The first act ended with a staggering rendition of "A Weekend in the Country" from Night Music using the original Jonathan Tunick orchestration. Lazar recreated his Carl-Magnus from the current Broadway revival, Baldwin reprising Charlotte (a role she played to raves in 2008 at the Center Stage in Baltimore), Noll as Anne and Gemignani as Fredrik. Paul Betz and Renee Rakelle from the Essential Voices USA rounded out the sextet, with the entire chorale substituting for the Liebslieders during the song's thrilling climax.

The second act started with the Pops' performance of the "Sweeney Todd Symphonic Suite" (arr. by Don Sebesky). In a series of songs which dealt with male-female relationships from the masculine perspective, Gemignani sang a simple and pure rendition of "Not While I'm Around" and joined Lazar for the amusing "Agony" from Into the Woods. However, Gemignani reached his pinnacle with a smashing, all-stops-out performance of "Buddy's Blues" from Follies (and a role for which he'll be pitch perfect when he's older). Baldwin sang a haunting "Children Will Listen" from Into the Woods, with the subtle assistance of the Essential Voices. Together, the foursome delivered an earnest "Our Time" from Merrily We Roll Along before Lazar and Noll sang a spellbinding "Move On" from Sunday in the Park with George.
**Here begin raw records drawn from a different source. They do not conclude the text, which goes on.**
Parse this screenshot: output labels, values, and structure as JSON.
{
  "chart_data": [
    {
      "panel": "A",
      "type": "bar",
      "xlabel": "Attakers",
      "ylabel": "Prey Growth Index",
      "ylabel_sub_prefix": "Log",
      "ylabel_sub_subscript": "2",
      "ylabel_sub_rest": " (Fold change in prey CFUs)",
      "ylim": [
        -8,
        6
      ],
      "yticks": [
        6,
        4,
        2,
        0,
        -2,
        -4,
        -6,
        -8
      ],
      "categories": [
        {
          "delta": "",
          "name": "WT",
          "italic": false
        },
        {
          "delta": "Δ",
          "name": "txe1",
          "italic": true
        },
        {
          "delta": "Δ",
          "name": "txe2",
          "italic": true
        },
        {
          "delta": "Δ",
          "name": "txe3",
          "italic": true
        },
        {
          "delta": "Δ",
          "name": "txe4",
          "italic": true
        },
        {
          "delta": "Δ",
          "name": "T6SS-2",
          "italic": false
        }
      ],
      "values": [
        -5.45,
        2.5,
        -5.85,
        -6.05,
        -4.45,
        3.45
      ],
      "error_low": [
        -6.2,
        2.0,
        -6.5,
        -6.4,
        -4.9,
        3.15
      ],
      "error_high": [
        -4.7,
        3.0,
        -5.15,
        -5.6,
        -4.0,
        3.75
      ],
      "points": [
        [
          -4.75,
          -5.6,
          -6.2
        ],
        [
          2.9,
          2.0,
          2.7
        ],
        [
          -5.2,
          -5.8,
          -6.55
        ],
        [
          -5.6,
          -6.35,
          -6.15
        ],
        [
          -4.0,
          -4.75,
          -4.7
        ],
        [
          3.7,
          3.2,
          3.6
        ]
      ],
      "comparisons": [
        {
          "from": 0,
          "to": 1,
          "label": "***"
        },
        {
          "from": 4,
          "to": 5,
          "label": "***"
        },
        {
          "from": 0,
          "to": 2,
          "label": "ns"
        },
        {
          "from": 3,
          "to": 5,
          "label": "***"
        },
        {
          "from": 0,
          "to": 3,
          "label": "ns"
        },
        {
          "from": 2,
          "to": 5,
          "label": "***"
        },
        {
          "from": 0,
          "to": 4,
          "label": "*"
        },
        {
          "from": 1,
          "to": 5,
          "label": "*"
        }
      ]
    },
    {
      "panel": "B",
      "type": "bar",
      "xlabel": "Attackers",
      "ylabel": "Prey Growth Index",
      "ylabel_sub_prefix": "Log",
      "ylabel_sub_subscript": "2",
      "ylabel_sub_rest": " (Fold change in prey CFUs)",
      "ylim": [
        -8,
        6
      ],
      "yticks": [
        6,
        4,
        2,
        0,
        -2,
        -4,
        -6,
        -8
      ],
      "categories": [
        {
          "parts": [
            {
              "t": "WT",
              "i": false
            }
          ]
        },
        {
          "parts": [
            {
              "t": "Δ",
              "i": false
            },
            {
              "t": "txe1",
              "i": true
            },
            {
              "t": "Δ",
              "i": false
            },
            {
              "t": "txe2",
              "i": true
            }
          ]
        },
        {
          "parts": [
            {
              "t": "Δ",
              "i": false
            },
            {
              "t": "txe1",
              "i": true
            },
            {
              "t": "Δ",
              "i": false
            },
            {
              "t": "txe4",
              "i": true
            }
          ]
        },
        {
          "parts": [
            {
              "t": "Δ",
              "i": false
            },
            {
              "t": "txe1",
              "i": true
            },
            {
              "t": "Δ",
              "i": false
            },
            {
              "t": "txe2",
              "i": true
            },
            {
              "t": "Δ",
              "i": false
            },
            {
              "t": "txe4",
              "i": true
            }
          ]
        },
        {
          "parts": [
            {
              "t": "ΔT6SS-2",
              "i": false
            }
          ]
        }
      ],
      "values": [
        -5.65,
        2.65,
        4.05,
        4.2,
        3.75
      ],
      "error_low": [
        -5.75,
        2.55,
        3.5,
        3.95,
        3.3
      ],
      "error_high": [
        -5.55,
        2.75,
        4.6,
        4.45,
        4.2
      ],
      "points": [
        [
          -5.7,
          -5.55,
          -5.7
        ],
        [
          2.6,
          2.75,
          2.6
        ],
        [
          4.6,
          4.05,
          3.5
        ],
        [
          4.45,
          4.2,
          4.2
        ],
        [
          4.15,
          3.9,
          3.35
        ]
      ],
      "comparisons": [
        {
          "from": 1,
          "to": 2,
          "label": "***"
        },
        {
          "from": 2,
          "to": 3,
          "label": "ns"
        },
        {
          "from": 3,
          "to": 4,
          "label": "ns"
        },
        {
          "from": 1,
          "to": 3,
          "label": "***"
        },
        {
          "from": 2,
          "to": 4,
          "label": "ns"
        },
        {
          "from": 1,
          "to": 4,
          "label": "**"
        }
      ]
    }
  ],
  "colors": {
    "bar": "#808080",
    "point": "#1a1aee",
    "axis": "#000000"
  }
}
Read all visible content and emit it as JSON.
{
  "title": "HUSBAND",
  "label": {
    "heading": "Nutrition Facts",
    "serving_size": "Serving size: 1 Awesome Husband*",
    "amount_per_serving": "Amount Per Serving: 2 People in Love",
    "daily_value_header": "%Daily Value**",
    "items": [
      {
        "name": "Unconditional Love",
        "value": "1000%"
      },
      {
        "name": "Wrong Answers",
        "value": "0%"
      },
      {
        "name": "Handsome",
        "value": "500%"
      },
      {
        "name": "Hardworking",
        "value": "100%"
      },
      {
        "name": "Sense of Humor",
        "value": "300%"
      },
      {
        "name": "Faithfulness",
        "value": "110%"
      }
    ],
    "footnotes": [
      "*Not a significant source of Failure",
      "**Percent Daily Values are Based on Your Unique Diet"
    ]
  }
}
The 82 year old cabaret legend Marilyn Maye made a special appearance at the eleven o'clock spot wrapping her mahogany-hued contralto around "I'm Still Here," the biggest showstopper of the evening. The audience response was so overwhelming, Ms. Maye had to reappear to take a second bow. Afterward, the quartet and chorus sang Jason Robert Brown's new arrangement of the gorgeous "Sunday," which has become something of an obligatory finale for Sondheim celebrations.

Much to the delight of the audience, Sondheim himself made an entrance during the unlisted encore of "Old Friends" from Merrily We Roll Along. When the standing ovation subsided, Sondheim himself had the last word of the evening as he sang the final "Damn few."